ExhustedPiper, You did craft your response. I had 6 years of therapy, and a 50,000 mile checkup now and then. Keep at it, You are cared for by many people and please stay on this forum and let us care and love you. Your husband taking the keys is perfect. Give that wonderful man a kiss and a hug.
Please, don't feel guilty about this. I really think there should be stricter laws concerning the elderly and driving. Also, that doctors must be the reporter and not expect family to handle it.
I thought FLA was a state that tested their elderly periodically for driving?
I'm very sorry for your loss. That never should have been allowed to happen.
I think that it's very common for people who have dementia to be extremely agitated, resistant to care, even aggressive. If it's not this thing, it'll be another and many more. Rarely do we have LO's who have dementia who are compliant, calm, cooperative, etc. It's usually very challenging on a daily basis, and for imaginary things or simple things. For me, reading a lot about dementia behavior and lowering my expectations helped. If you don't you are on a roller coaster ride, waiting for the next explosion. Someone who is comfortable taking responsibility and who can not take it personally will need to lead the way and protect her from herself. Keeping a person who has dementia happy, content and without issue, is just not feasible, based on my experience.

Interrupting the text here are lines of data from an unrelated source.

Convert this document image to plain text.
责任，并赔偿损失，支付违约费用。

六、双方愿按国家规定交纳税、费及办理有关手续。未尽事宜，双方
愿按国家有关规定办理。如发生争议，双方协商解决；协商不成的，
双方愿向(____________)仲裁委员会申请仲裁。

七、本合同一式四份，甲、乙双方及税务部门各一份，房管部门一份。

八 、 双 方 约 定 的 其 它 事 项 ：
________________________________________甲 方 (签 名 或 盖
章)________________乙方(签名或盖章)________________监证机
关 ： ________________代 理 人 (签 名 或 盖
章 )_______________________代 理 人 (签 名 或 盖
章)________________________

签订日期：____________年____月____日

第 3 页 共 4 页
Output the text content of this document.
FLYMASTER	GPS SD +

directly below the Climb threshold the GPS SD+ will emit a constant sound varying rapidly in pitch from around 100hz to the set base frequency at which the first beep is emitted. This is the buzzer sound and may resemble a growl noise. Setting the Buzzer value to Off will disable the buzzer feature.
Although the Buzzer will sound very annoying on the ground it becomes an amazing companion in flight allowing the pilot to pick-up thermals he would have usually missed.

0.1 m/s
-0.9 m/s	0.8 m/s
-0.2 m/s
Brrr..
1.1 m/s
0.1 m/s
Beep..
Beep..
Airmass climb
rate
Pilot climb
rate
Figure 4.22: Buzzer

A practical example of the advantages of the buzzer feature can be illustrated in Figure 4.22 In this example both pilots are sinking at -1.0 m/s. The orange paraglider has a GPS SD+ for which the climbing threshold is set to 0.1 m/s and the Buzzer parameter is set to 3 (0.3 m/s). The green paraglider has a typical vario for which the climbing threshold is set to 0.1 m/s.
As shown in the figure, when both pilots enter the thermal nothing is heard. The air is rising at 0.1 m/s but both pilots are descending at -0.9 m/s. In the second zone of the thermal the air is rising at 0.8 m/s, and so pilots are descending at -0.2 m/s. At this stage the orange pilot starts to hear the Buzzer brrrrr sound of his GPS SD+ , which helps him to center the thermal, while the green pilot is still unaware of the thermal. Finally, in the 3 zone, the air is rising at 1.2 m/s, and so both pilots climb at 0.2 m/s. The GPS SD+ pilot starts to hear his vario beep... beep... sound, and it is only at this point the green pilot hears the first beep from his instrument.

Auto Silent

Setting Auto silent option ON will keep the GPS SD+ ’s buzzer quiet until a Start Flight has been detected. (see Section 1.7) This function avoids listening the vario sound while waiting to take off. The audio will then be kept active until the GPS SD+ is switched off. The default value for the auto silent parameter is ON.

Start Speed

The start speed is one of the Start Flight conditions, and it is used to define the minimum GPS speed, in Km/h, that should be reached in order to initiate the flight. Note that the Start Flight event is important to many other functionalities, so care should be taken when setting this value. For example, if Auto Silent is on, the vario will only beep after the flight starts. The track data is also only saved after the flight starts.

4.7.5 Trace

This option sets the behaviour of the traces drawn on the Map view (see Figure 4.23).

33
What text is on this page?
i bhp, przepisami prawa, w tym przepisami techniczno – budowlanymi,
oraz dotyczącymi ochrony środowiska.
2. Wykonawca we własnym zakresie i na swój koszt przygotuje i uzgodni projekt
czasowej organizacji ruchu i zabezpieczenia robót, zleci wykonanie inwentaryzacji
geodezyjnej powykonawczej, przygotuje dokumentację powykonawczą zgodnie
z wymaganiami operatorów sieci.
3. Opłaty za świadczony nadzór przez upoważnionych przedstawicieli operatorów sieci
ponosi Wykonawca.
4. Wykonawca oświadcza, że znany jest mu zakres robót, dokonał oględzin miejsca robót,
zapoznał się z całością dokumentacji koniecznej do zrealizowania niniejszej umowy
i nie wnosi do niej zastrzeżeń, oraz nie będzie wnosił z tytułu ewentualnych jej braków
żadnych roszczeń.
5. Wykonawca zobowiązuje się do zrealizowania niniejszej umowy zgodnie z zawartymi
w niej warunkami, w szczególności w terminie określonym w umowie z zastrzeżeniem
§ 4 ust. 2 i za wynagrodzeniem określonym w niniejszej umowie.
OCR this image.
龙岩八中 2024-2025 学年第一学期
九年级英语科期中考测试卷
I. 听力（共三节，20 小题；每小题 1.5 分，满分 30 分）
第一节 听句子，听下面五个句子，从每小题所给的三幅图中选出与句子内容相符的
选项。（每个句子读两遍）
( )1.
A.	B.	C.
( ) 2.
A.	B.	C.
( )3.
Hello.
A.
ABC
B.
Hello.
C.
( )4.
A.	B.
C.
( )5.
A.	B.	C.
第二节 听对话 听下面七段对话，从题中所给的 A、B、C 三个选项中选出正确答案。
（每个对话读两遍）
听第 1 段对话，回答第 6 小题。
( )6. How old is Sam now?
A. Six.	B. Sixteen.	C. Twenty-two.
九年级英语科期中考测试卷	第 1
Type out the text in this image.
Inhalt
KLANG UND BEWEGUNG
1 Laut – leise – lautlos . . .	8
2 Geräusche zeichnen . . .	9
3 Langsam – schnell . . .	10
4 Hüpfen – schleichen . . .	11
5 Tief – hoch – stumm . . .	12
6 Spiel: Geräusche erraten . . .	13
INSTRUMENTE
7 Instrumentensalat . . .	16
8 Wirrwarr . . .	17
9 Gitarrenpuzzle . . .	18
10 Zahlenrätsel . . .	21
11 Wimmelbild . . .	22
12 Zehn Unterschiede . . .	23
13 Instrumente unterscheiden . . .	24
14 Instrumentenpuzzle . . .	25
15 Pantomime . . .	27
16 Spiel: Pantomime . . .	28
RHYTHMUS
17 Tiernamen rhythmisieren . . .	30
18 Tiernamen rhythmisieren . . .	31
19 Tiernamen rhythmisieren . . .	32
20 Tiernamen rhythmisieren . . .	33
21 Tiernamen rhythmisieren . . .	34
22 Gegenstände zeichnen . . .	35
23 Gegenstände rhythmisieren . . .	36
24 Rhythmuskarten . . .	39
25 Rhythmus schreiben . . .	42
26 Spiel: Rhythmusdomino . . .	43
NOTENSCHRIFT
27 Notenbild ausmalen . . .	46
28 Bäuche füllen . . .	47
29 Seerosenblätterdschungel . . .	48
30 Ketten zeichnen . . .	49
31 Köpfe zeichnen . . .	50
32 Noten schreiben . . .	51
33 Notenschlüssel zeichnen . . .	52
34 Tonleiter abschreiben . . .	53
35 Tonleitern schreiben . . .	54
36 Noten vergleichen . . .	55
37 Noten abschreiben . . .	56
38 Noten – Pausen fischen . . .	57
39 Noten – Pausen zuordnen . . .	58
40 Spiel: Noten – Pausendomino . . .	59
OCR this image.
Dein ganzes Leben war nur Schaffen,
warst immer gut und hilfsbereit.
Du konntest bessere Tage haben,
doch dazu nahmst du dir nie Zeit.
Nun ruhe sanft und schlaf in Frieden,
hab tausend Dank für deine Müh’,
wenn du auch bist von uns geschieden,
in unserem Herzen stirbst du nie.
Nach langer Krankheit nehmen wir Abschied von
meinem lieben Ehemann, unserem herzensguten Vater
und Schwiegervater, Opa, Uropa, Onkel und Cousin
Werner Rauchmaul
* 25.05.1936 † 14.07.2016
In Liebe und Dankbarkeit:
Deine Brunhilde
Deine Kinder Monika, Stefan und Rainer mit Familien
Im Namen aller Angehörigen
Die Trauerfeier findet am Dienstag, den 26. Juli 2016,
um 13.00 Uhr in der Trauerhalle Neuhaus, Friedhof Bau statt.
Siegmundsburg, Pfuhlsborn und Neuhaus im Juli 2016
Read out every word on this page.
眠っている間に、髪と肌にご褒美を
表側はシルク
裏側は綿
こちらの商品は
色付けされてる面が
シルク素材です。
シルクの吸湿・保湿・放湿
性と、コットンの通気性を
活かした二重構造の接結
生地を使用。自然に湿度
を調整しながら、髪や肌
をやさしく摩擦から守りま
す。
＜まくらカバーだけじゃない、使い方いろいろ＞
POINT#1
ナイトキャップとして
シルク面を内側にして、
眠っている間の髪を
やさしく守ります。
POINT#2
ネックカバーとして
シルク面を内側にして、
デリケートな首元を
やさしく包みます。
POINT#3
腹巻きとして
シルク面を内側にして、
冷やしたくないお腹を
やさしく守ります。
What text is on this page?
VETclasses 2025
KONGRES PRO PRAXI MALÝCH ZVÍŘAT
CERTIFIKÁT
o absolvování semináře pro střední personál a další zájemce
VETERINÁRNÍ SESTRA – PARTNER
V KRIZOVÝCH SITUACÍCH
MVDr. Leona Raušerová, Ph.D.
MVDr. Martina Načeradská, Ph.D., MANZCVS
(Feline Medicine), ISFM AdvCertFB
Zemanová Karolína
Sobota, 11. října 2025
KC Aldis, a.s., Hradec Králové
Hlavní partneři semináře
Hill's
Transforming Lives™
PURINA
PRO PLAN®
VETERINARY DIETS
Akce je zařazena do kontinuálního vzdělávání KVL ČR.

I also like your idea of having a schedule. I plan to do the same. I will not be "on call" 24/7 but I will set aside two days a week to take her wherever she needs to go.
BTW how is your dad doing with your brother? Are their living arrangements working out okay?
I think your answer as knowing what you need to do in regards to getting the notification to her doctors in Florida makes sense. This has become a legal matter. Her wrath is not more powerful than the law.
Then I am hopeful you sort this out in therapy and eventually find some peace and strength.
She is out of town....
You have no knowledge of this letter....(wink wink)
Her license will be revoked before she knows it has been revoked.
She can then "try" to get another letter and another doctor visit upon her return. But until she obtains the signed form she will not be able to drive.
The question is does she have access to a vehicle in PA where she is? If she tries to rent a car they will find out that her license has been revoked.
One of the ways I got my Husband to sort of accept the no driving..I told him with the new the medication he was on the doctor said he could not drive while he was taking it. He still asked and he did take the car once, I had hidden the keys but obviously not well enough. I got a carabiner clip and attached the keys to my belt loop!